C’est précisément ce que j’étais en train de déplorer in petto. Ce parallélisme de nos réflexions est édifiant, ne trouvez-vous pas ? Ce sont des remarques de ce tonneau qui me font sentir l’efficacité du Gros.

— Elle a rien bonni du tout ? insiste-t-il en déposant sur mon visage avenant un regard gluant comme une sucette au miel.

— Elle a balbutié, je crois, « Epinay »… Puis elle a dit : « Partir avec vous chez maman. »

— Elle débigochait ?

— Probable…

— On n’a rien sur elle aux sommiers ?

— Rien.

— Tu possèdes son identité ?

— J’ai trouvé sa carte, oui, dans son sac à main…

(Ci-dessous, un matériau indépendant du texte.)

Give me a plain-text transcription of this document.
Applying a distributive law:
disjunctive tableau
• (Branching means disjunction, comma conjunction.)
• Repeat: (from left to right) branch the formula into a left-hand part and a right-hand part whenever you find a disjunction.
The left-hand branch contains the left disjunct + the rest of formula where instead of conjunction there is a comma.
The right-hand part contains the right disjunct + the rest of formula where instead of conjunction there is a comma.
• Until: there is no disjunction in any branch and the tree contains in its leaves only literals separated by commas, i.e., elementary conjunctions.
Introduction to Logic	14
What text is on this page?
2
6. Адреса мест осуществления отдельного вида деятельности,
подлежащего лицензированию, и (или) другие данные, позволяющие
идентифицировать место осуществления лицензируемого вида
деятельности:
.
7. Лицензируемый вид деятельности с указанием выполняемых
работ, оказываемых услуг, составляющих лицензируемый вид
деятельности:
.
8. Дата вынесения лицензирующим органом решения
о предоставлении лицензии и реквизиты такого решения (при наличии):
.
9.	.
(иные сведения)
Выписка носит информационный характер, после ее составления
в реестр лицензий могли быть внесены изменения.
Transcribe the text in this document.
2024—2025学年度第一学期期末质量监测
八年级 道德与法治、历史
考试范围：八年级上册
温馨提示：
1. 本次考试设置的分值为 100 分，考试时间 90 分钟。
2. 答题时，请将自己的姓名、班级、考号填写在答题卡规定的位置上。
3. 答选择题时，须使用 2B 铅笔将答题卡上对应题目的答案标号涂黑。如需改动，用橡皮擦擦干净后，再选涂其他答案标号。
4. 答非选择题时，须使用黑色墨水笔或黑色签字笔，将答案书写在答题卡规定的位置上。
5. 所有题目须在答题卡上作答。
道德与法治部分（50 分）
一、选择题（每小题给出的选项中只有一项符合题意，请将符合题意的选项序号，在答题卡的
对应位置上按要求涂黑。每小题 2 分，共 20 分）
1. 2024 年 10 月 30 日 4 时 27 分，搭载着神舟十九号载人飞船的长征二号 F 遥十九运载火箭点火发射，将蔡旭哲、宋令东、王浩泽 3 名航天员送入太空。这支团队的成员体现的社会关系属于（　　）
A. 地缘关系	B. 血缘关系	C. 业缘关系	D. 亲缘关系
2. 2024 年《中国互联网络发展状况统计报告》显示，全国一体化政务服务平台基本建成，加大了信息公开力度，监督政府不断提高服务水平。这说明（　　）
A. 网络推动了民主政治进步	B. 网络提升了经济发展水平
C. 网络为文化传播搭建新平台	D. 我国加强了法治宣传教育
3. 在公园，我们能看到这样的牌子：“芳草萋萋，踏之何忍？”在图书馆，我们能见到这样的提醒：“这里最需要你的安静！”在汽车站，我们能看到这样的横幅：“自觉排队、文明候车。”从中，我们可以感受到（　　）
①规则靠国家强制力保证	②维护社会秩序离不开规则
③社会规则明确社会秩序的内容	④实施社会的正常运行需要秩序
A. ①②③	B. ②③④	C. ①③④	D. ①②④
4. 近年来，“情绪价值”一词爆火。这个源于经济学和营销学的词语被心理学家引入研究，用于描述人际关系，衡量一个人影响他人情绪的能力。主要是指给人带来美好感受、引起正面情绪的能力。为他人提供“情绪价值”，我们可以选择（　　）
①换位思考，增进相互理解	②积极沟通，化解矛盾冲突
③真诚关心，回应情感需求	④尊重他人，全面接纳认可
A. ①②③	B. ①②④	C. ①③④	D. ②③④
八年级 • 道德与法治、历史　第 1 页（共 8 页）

Tout en causant, je sors la pièce d’identité et la dépose sur la table. Le Gros, doctoral, s’en empare tandis que Pinaud s’étrangle avec une arête. Il lit tout haut, comme s’il cherchait une signification profonde dans ce texte d’état civil :

— Annette Piedchaud, née le 18 mars 1938 à Montmirail (Marne).

— Tu connais ? ricané-je.

— Pas la gonzesse, mais Montmirail… J’y suis passé avec mon beau-frère l’année qu’on a fait une virée en Champagne. Ce qu’on a pu écluser comme roteux c’te fois-ci. Mon beau-frère, tu le connais ? Félix ? Le père de mon neveu qui fait de la boxe, j’ai dû t’en causer…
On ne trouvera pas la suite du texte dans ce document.